That, or I was just no longer permitted to feel peace, nor feel whole, under its watchful gaze.
How could I ever feel whole when half of my heart and soul was hundreds of kilometres away?
To say that I hadn't created a codependency on Ava-Rain would have been a lie. I depended on her and our relationship in a way that I never expected I would. In a way that a man old enough to have a pack to call his own should probably never have admitted when one of the fundamentals of being an alpha was to lead; to be the source of strength for your pack to draw from, not fall apart when your heart got a little broken. But once upon a time, long before a pack and a mate came along, I was just a boy. A boy who used to sit under the moon and imagine.
Under the moon, I was free.
Under the moon, I was a blessing, not a curse.
Under the moon, my nature as an heir of the four was a declaration, meant to be shouted from mountain tops and fashioned into songs for heirs of all elements to sing. I imagined my story being passed down from one generation onto the next. And, long after I was gone, imagined that I would still live on through them, breathing life into them as each element breathed life into me. Imagined that I could never truly die.
But what the moon offered me was only a fantasy. It brought with it a night sky to use as a blank canvas, and on it I painted my wildest dreams in between the stars until the sun rose and wiped them all away with a painting of its own: dull colours to portray that I would never be free; harsh and erratic strokes to remind me that I was a curse. A masterpiece of reality, an abstract work of art that depicted a cold and haunting message: that after I moved on from this life into the next, nobody would ever know that I existed, let alone know my name.
"Caleb?"
I didn't turn to the sound of her voice like I usually would have had it been under any other circumstance. Didn't move so much as a muscle when she took a seat on the grass next to me, nor when she placed a hand on my back and began to rub it in that soothing way that only mothers could. I only continued to stare out towards the moon, wondering if there was even the slightest chance that, in that exact moment, Ava-Rain was staring up at it, too.
And if she was, I wondered if she felt my anguish. Felt my pain. But, most of all, if she felt my love. And, if so, was it currently wrapped around her like a blanket of warmth, mimicking the feel of my embrace? Perhaps it was twirling around her like a gentle wind, brushing against her cheek like my fingers would have, or softly ruffling her curls, making its presence known every now and again so that she would be reminded that she would always have it.
"Caleb, what's going on? Your Father and I are worried."

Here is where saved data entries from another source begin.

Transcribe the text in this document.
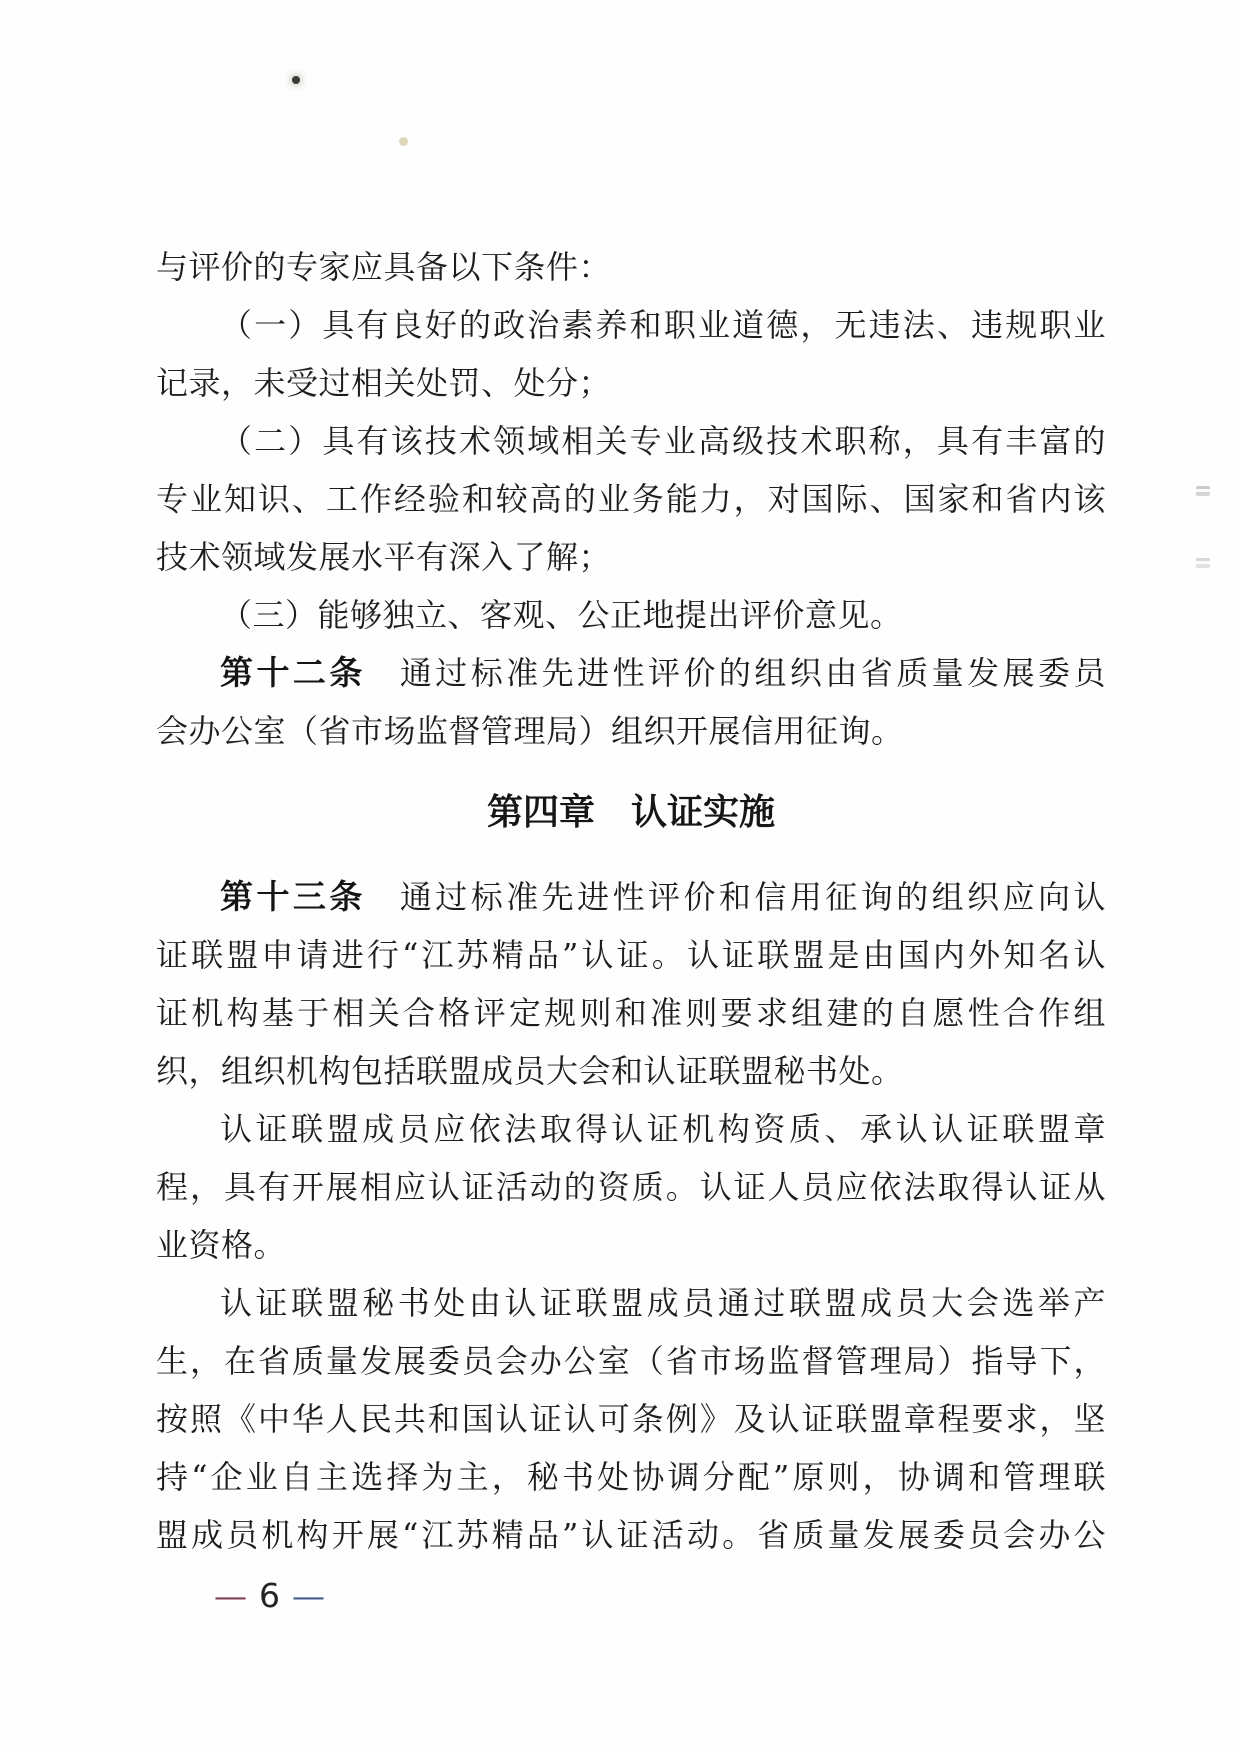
与评价的专家应具备以下条件：
（一）具有良好的政治素养和职业道德，无违法、违规职业
记录，未受过相关处罚、处分；
（二）具有该技术领域相关专业高级技术职称，具有丰富的
专业知识、工作经验和较高的业务能力，对国际、国家和省内该
技术领域发展水平有深入了解；
（三）能够独立、客观、公正地提出评价意见。
第十二条 通过标准先进性评价的组织由省质量发展委员
会办公室（省市场监督管理局）组织开展信用征询。
第四章 认证实施
第十三条 通过标准先进性评价和信用征询的组织应向认
证联盟申请进行“江苏精品”认证。认证联盟是由国内外知名认
证机构基于相关合格评定规则和准则要求组建的自愿性合作组
织，组织机构包括联盟成员大会和认证联盟秘书处。
认证联盟成员应依法取得认证机构资质、承认认证联盟章
程，具有开展相应认证活动的资质。认证人员应依法取得认证从
业资格。
认证联盟秘书处由认证联盟成员通过联盟成员大会选举产
生，在省质量发展委员会办公室（省市场监督管理局）指导下，
按照《中华人民共和国认证认可条例》及认证联盟章程要求，坚
持“企业自主选择为主，秘书处协调分配”原则，协调和管理联
盟成员机构开展“江苏精品”认证活动。省质量发展委员会办公
— 6 —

"I don't want to talk about it. Just go back inside."
Despite my request, she remained seated and continued to rub my back, which only pushed me to pull away from her completely by rising to my feet. Again, if it were under any other circumstance, I gladly would have allowed her to continue with her need to comfort me because I knew all too well that it was greater than my need to be comforted. But comfort was the last thing that I wanted because the only person that could successfully do so in that moment was gone. So my mother's attempts were more irritating than they were comforting because they failed pitifully in comparison.
"Caleb!" She called after me when I started walking towards the woods. "Please, talk to me."
This was the very reason why I had barely spoken more than three words to Harrison, the traitor who had called my parents and told them everything that had transpired in the last four days. This was the reason why I had not called them myself. This was the reason why I didn't want my parents—especially my mother—to return. I loved her to death, but I could do without being coddled.
"Go back inside, Mom!"
"No."
It wasn't so much what she said but how she said it that caused me to stop. Giving her what she obviously wanted, I turned around and faced her. Even with the distance between us, the moonlight was enough to highlight the slight frown of her mouth and the unshed tears in her eyes.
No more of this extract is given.